Climbing and Cataloguing
Here’s a pair of thoughtful meditations on new-and-recent games
- The Librarian in Strange Horticulture | Play the Past
Alvina Lai examines how Strange Horticulture represents the librarian profession, as well as its associated stereotypes and structural challenges. - Three Reviews of Rain World
vehemently offers plural, contradictory perspectives on a plural, contradictory game.
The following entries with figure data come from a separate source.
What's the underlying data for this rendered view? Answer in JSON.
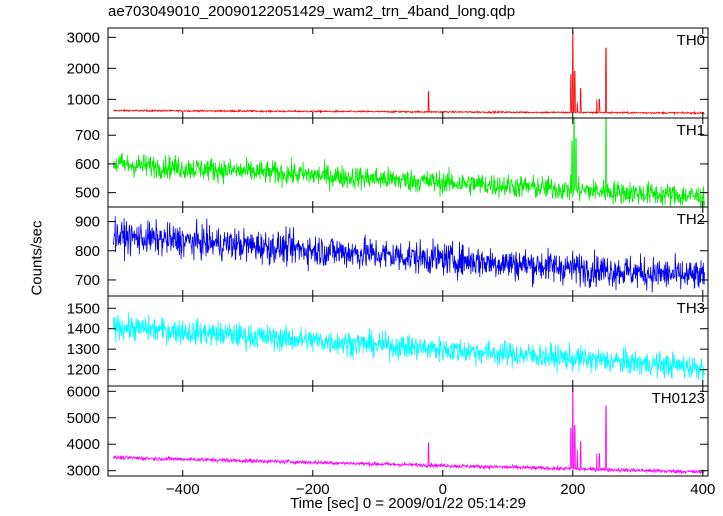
{
  "title": "ae703049010_20090122051429_wam2_trn_4band_long.qdp",
  "xlabel": "Time [sec] 0 = 2009/01/22 05:14:29",
  "ylabel": "Counts/sec",
  "chart_data": {
    "type": "line",
    "title": "ae703049010_20090122051429_wam2_trn_4band_long.qdp",
    "xlabel": "Time [sec] 0 = 2009/01/22 05:14:29",
    "ylabel": "Counts/sec",
    "xlim": [
      -515,
      408
    ],
    "x_ticks": [
      -400,
      -200,
      0,
      200,
      400
    ],
    "x_tick_labels": [
      "−400",
      "−200",
      "0",
      "200",
      "400"
    ],
    "grid": false,
    "panels": [
      {
        "label": "TH0",
        "color": "#ff0000",
        "ylim": [
          400,
          3300
        ],
        "y_ticks": [
          1000,
          2000,
          3000
        ],
        "y_tick_labels": [
          "1000",
          "2000",
          "3000"
        ],
        "baseline_start": 640,
        "baseline_end": 560,
        "noise": 25,
        "spikes": [
          [
            -22,
            1250
          ],
          [
            197,
            1800
          ],
          [
            200,
            3200
          ],
          [
            203,
            1900
          ],
          [
            207,
            900
          ],
          [
            212,
            1350
          ],
          [
            237,
            1000
          ],
          [
            241,
            1000
          ],
          [
            251,
            2650
          ]
        ]
      },
      {
        "label": "TH1",
        "color": "#00ee00",
        "ylim": [
          450,
          760
        ],
        "y_ticks": [
          500,
          600,
          700
        ],
        "y_tick_labels": [
          "500",
          "600",
          "700"
        ],
        "baseline_start": 600,
        "baseline_end": 485,
        "noise": 40,
        "spikes": [
          [
            199,
            680
          ],
          [
            202,
            760
          ],
          [
            205,
            690
          ],
          [
            251,
            760
          ]
        ]
      },
      {
        "label": "TH2",
        "color": "#0000ee",
        "ylim": [
          645,
          950
        ],
        "y_ticks": [
          700,
          800,
          900
        ],
        "y_tick_labels": [
          "700",
          "800",
          "900"
        ],
        "baseline_start": 850,
        "baseline_end": 710,
        "noise": 55,
        "spikes": []
      },
      {
        "label": "TH3",
        "color": "#00ffff",
        "ylim": [
          1120,
          1560
        ],
        "y_ticks": [
          1200,
          1300,
          1400,
          1500
        ],
        "y_tick_labels": [
          "1200",
          "1300",
          "1400",
          "1500"
        ],
        "baseline_start": 1410,
        "baseline_end": 1210,
        "noise": 60,
        "spikes": []
      },
      {
        "label": "TH0123",
        "color": "#ff00ff",
        "ylim": [
          2800,
          6200
        ],
        "y_ticks": [
          3000,
          4000,
          5000,
          6000
        ],
        "y_tick_labels": [
          "3000",
          "4000",
          "5000",
          "6000"
        ],
        "baseline_start": 3500,
        "baseline_end": 2950,
        "noise": 70,
        "spikes": [
          [
            -22,
            4050
          ],
          [
            197,
            4600
          ],
          [
            200,
            6100
          ],
          [
            203,
            4700
          ],
          [
            207,
            3800
          ],
          [
            212,
            4100
          ],
          [
            237,
            3650
          ],
          [
            241,
            3650
          ],
          [
            251,
            5450
          ]
        ]
      }
    ]
  }
}
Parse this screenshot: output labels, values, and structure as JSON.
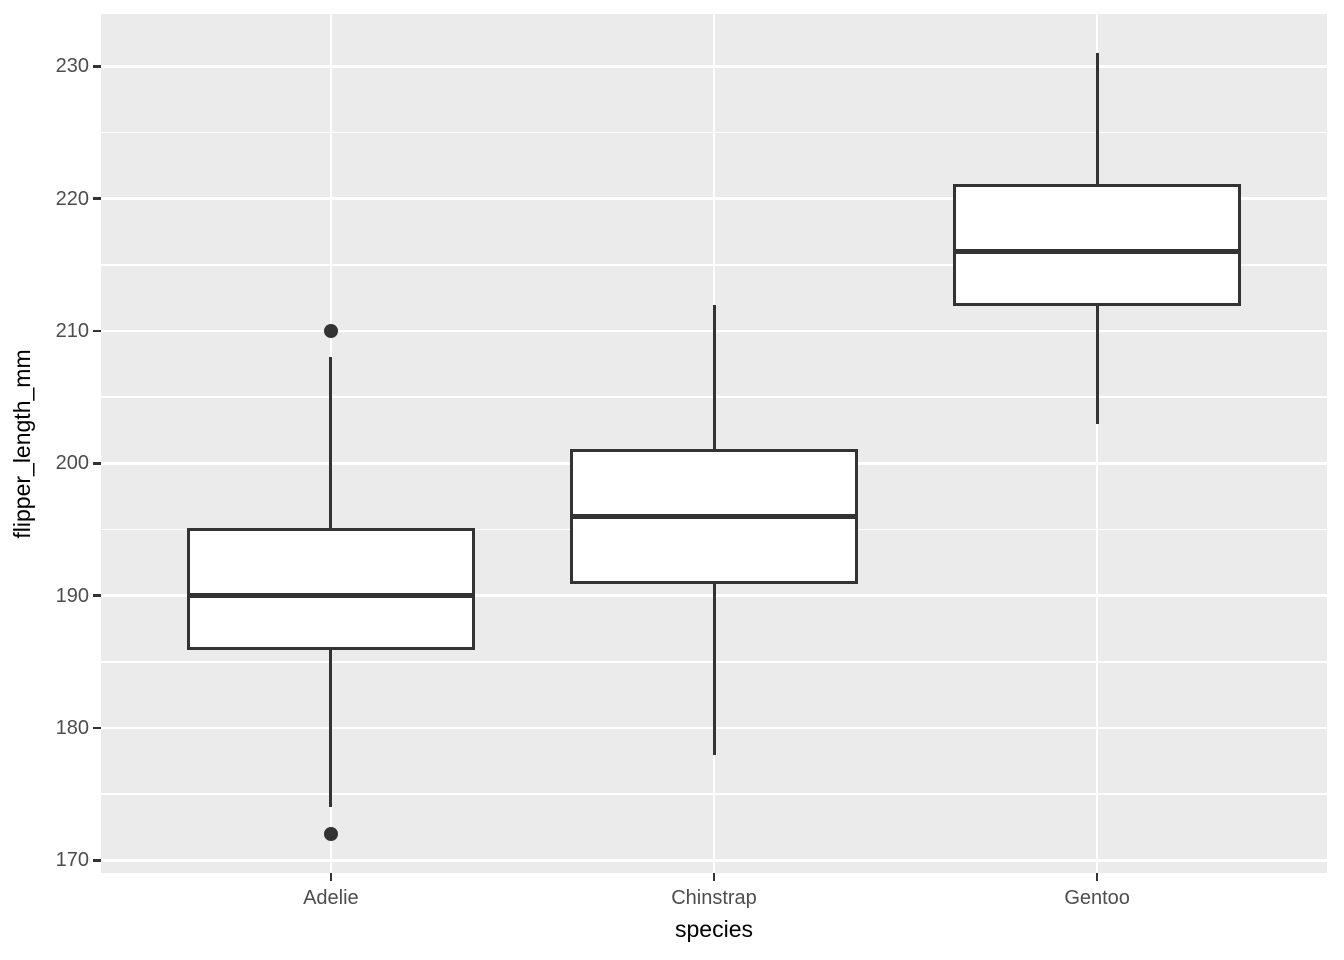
{
  "figure": {
    "background": "#FFFFFF",
    "panel_background": "#EBEBEB",
    "gridline_color": "#FFFFFF",
    "box_fill": "#FFFFFF",
    "box_border_color": "#333333",
    "median_color": "#333333",
    "outlier_color": "#333333",
    "tick_mark_color": "#333333",
    "tick_label_color": "#4D4D4D",
    "axis_title_color": "#000000"
  },
  "chart_data": {
    "type": "boxplot",
    "title": "",
    "xlabel": "species",
    "ylabel": "flipper_length_mm",
    "categories": [
      "Adelie",
      "Chinstrap",
      "Gentoo"
    ],
    "y_ticks": [
      170,
      180,
      190,
      200,
      210,
      220,
      230
    ],
    "y_minor_ticks": [
      175,
      185,
      195,
      205,
      215,
      225
    ],
    "ylim": [
      169.05,
      233.95
    ],
    "grid": "horizontal major+minor, vertical major at category centers",
    "legend_position": "none",
    "boxes": [
      {
        "category": "Adelie",
        "whisker_low": 174,
        "q1": 186,
        "median": 190,
        "q3": 195,
        "whisker_high": 208,
        "outliers": [
          172,
          210
        ]
      },
      {
        "category": "Chinstrap",
        "whisker_low": 178,
        "q1": 191,
        "median": 196,
        "q3": 201,
        "whisker_high": 212,
        "outliers": []
      },
      {
        "category": "Gentoo",
        "whisker_low": 203,
        "q1": 212,
        "median": 216,
        "q3": 221,
        "whisker_high": 231,
        "outliers": []
      }
    ]
  }
}
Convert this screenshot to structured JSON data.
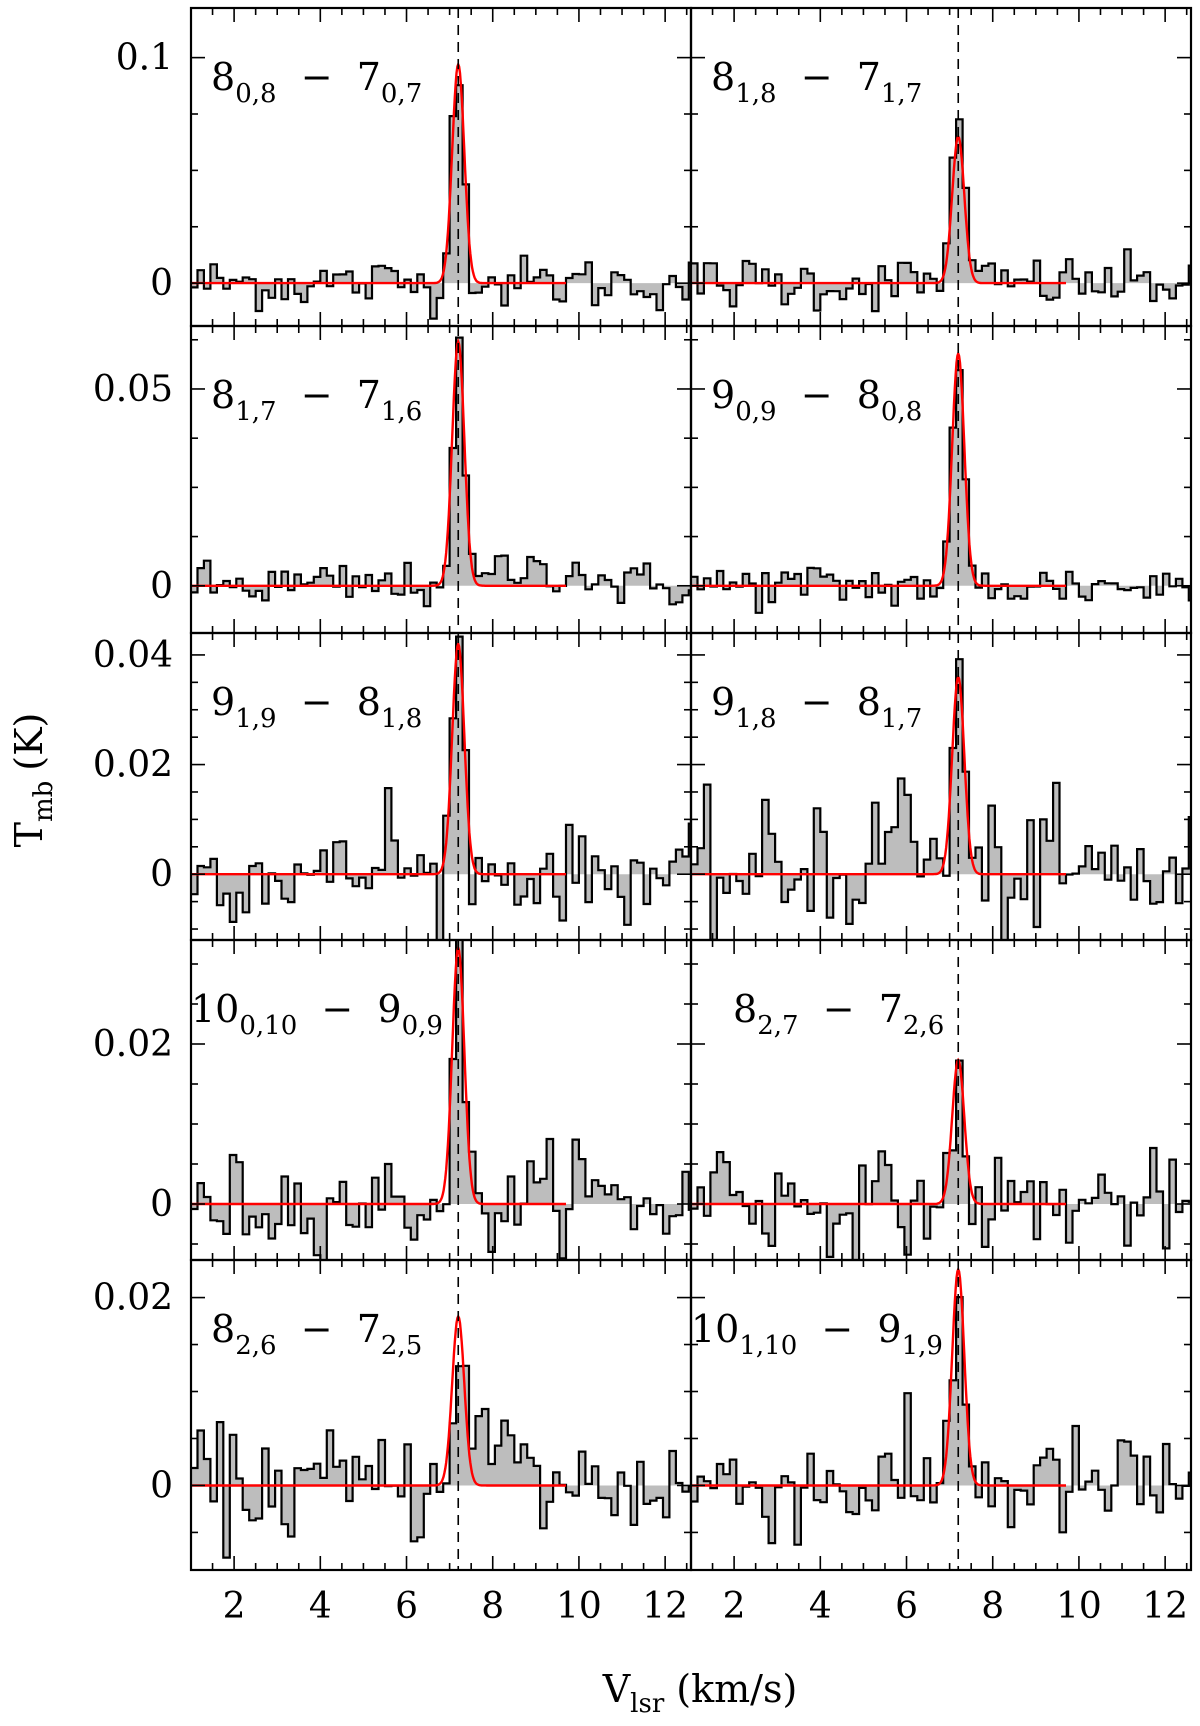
{
  "figure": {
    "ylabel": {
      "base": "T",
      "sub": "mb",
      "unit": "(K)"
    },
    "xlabel": {
      "base": "V",
      "sub": "lsr",
      "unit": "(km/s)"
    }
  },
  "chart_data": {
    "type": "line",
    "xlim": [
      1.0,
      12.6
    ],
    "x_ticks": [
      2,
      4,
      6,
      8,
      10,
      12
    ],
    "systemic_velocity": 7.2,
    "line_width_kms": 0.33,
    "grid": false,
    "panels": [
      {
        "row": 0,
        "col": 0,
        "transition": {
          "j": "8",
          "j_sub": "0,8",
          "k": "7",
          "k_sub": "0,7"
        },
        "ylim": [
          -0.019,
          0.122
        ],
        "yticks": [
          0,
          0.1
        ],
        "ytick_labels": [
          "0",
          "0.1"
        ],
        "peak_obs": 0.1,
        "peak_fit": 0.097,
        "noise": 0.006,
        "bumps": []
      },
      {
        "row": 0,
        "col": 1,
        "transition": {
          "j": "8",
          "j_sub": "1,8",
          "k": "7",
          "k_sub": "1,7"
        },
        "ylim": [
          -0.019,
          0.122
        ],
        "yticks": [
          0,
          0.1
        ],
        "ytick_labels": [
          "0",
          "0.1"
        ],
        "peak_obs": 0.083,
        "peak_fit": 0.065,
        "noise": 0.006,
        "bumps": []
      },
      {
        "row": 1,
        "col": 0,
        "transition": {
          "j": "8",
          "j_sub": "1,7",
          "k": "7",
          "k_sub": "1,6"
        },
        "ylim": [
          -0.012,
          0.066
        ],
        "yticks": [
          0,
          0.05
        ],
        "ytick_labels": [
          "0",
          "0.05"
        ],
        "peak_obs": 0.057,
        "peak_fit": 0.062,
        "noise": 0.003,
        "bumps": [
          [
            8.5,
            0.004,
            0.6
          ],
          [
            9.8,
            0.004,
            0.5
          ]
        ]
      },
      {
        "row": 1,
        "col": 1,
        "transition": {
          "j": "9",
          "j_sub": "0,9",
          "k": "8",
          "k_sub": "0,8"
        },
        "ylim": [
          -0.012,
          0.066
        ],
        "yticks": [
          0,
          0.05
        ],
        "ytick_labels": [
          "0",
          "0.05"
        ],
        "peak_obs": 0.054,
        "peak_fit": 0.059,
        "noise": 0.003,
        "bumps": []
      },
      {
        "row": 2,
        "col": 0,
        "transition": {
          "j": "9",
          "j_sub": "1,9",
          "k": "8",
          "k_sub": "1,8"
        },
        "ylim": [
          -0.012,
          0.044
        ],
        "yticks": [
          0,
          0.02,
          0.04
        ],
        "ytick_labels": [
          "0",
          "0.02",
          "0.04"
        ],
        "peak_obs": 0.0415,
        "peak_fit": 0.042,
        "noise": 0.004,
        "bumps": [
          [
            5.6,
            0.009,
            0.15
          ]
        ]
      },
      {
        "row": 2,
        "col": 1,
        "transition": {
          "j": "9",
          "j_sub": "1,8",
          "k": "8",
          "k_sub": "1,7"
        },
        "ylim": [
          -0.012,
          0.044
        ],
        "yticks": [
          0,
          0.02,
          0.04
        ],
        "ytick_labels": [
          "0",
          "0.02",
          "0.04"
        ],
        "peak_obs": 0.035,
        "peak_fit": 0.036,
        "noise": 0.006,
        "bumps": [
          [
            5.9,
            0.011,
            0.35
          ],
          [
            3.9,
            0.005,
            0.2
          ]
        ]
      },
      {
        "row": 3,
        "col": 0,
        "transition": {
          "j": "10",
          "j_sub": "0,10",
          "k": "9",
          "k_sub": "0,9"
        },
        "ylim": [
          -0.007,
          0.033
        ],
        "yticks": [
          0,
          0.02
        ],
        "ytick_labels": [
          "0",
          "0.02"
        ],
        "peak_obs": 0.029,
        "peak_fit": 0.032,
        "noise": 0.003,
        "bumps": [
          [
            9.8,
            0.004,
            0.3
          ]
        ]
      },
      {
        "row": 3,
        "col": 1,
        "transition": {
          "j": "8",
          "j_sub": "2,7",
          "k": "7",
          "k_sub": "2,6"
        },
        "ylim": [
          -0.007,
          0.033
        ],
        "yticks": [
          0,
          0.02
        ],
        "ytick_labels": [
          "0",
          "0.02"
        ],
        "peak_obs": 0.014,
        "peak_fit": 0.018,
        "noise": 0.003,
        "bumps": [
          [
            1.8,
            0.004,
            0.3
          ]
        ]
      },
      {
        "row": 4,
        "col": 0,
        "transition": {
          "j": "8",
          "j_sub": "2,6",
          "k": "7",
          "k_sub": "2,5"
        },
        "ylim": [
          -0.009,
          0.024
        ],
        "yticks": [
          0,
          0.02
        ],
        "ytick_labels": [
          "0",
          "0.02"
        ],
        "peak_obs": 0.0145,
        "peak_fit": 0.018,
        "noise": 0.003,
        "bumps": [
          [
            7.9,
            0.005,
            0.5
          ]
        ]
      },
      {
        "row": 4,
        "col": 1,
        "transition": {
          "j": "10",
          "j_sub": "1,10",
          "k": "9",
          "k_sub": "1,9"
        },
        "ylim": [
          -0.009,
          0.024
        ],
        "yticks": [
          0,
          0.02
        ],
        "ytick_labels": [
          "0",
          "0.02"
        ],
        "peak_obs": 0.022,
        "peak_fit": 0.023,
        "noise": 0.003,
        "bumps": []
      }
    ]
  }
}
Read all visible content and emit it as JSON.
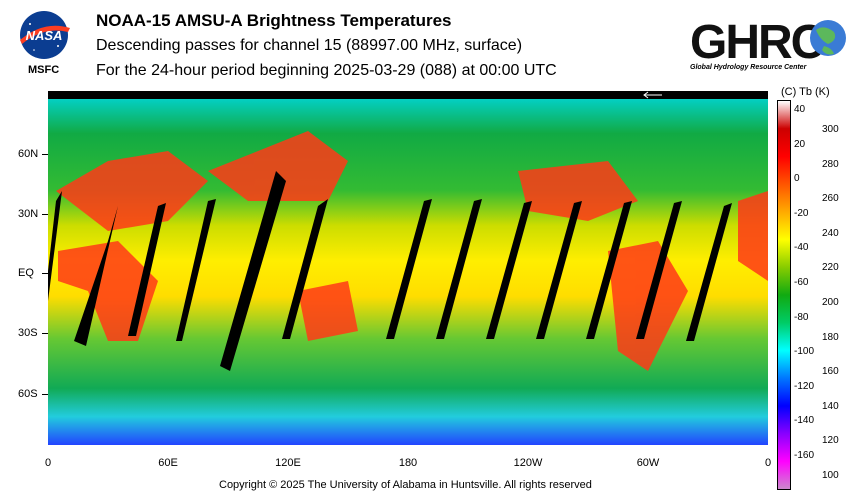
{
  "header": {
    "nasa_logo_text": "NASA",
    "msfc_label": "MSFC",
    "title": "NOAA-15 AMSU-A Brightness Temperatures",
    "subtitle": "Descending passes for channel 15 (88997.00 MHz, surface)",
    "period": "For the 24-hour period beginning 2025-03-29 (088) at 00:00 UTC",
    "ghrc_logo_text": "GHRC",
    "ghrc_subtitle": "Global Hydrology Resource Center"
  },
  "map": {
    "lat_labels": [
      "60N",
      "30N",
      "EQ",
      "30S",
      "60S"
    ],
    "lon_labels": [
      "0",
      "60E",
      "120E",
      "180",
      "120W",
      "60W",
      "0"
    ]
  },
  "colorbar": {
    "title": "(C)  Tb  (K)",
    "celsius_ticks": [
      "40",
      "20",
      "0",
      "-20",
      "-40",
      "-60",
      "-80",
      "-100",
      "-120",
      "-140",
      "-160"
    ],
    "kelvin_ticks": [
      "300",
      "280",
      "260",
      "240",
      "220",
      "200",
      "180",
      "160",
      "140",
      "120",
      "100"
    ],
    "colors": [
      "#cc88cc",
      "#ff00ff",
      "#8800ff",
      "#0000ff",
      "#0077ff",
      "#00ffff",
      "#00cc66",
      "#11aa11",
      "#88cc00",
      "#ffff00",
      "#ffaa00",
      "#ff5500",
      "#ff0000",
      "#cc0000",
      "#ffffff"
    ]
  },
  "footer": {
    "copyright": "Copyright © 2025 The University of Alabama in Huntsville.  All rights reserved"
  }
}
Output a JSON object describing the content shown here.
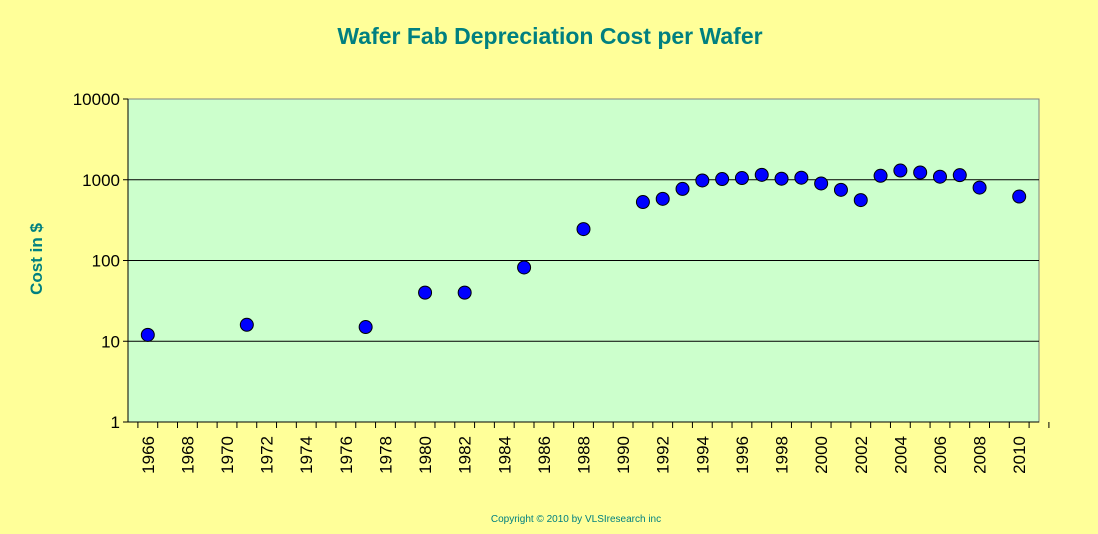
{
  "chart_data": {
    "type": "scatter",
    "title": "Wafer Fab Depreciation Cost per Wafer",
    "xlabel": "",
    "ylabel": "Cost in $",
    "y_scale": "log",
    "ylim": [
      1,
      10000
    ],
    "y_ticks": [
      "1",
      "10",
      "100",
      "1000",
      "10000"
    ],
    "xlim": [
      1965,
      2011
    ],
    "x_tick_labels": [
      "1966",
      "1968",
      "1970",
      "1972",
      "1974",
      "1976",
      "1978",
      "1980",
      "1982",
      "1984",
      "1986",
      "1988",
      "1990",
      "1992",
      "1994",
      "1996",
      "1998",
      "2000",
      "2002",
      "2004",
      "2006",
      "2008",
      "2010"
    ],
    "grid": "horizontal major lines",
    "legend": "none",
    "marker_color": "#0000ff",
    "plot_background": "#ccffcc",
    "series": [
      {
        "points": [
          {
            "x": 1966,
            "y": 12
          },
          {
            "x": 1971,
            "y": 16
          },
          {
            "x": 1977,
            "y": 15
          },
          {
            "x": 1980,
            "y": 40
          },
          {
            "x": 1982,
            "y": 40
          },
          {
            "x": 1985,
            "y": 82
          },
          {
            "x": 1988,
            "y": 245
          },
          {
            "x": 1991,
            "y": 530
          },
          {
            "x": 1992,
            "y": 580
          },
          {
            "x": 1993,
            "y": 770
          },
          {
            "x": 1994,
            "y": 980
          },
          {
            "x": 1995,
            "y": 1020
          },
          {
            "x": 1996,
            "y": 1050
          },
          {
            "x": 1997,
            "y": 1150
          },
          {
            "x": 1998,
            "y": 1030
          },
          {
            "x": 1999,
            "y": 1060
          },
          {
            "x": 2000,
            "y": 900
          },
          {
            "x": 2001,
            "y": 750
          },
          {
            "x": 2002,
            "y": 560
          },
          {
            "x": 2003,
            "y": 1120
          },
          {
            "x": 2004,
            "y": 1300
          },
          {
            "x": 2005,
            "y": 1230
          },
          {
            "x": 2006,
            "y": 1090
          },
          {
            "x": 2007,
            "y": 1140
          },
          {
            "x": 2008,
            "y": 800
          },
          {
            "x": 2010,
            "y": 620
          }
        ]
      }
    ]
  },
  "footer": {
    "copyright": "Copyright © 2010 by VLSIresearch inc"
  }
}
“I am not, nor have I ever been, a spiritual person. I don’t think I ever will be. But Rain World helps me understand why people become Buddhists. This game was a spiritual experience for me. I mean that. I hate it, I love it, I am endlessly fascinated by it. It is an utterly singular game. I don’t think there has ever been or ever will be another game quite like Rain World.”
Critical Chaser
I’m glad we’ve begun to move past that ten-year-old 420 article on IGN.
- The Cringiest Weed References In Video Games | Kotaku
Juno Stump gathers some of the more inglorious historical footnotes of gaming’s relationship to cannabis.
“These cringy weed moments in games and gaming history are a reminder that, despite their connections, video games and weed are still figuring each other out.”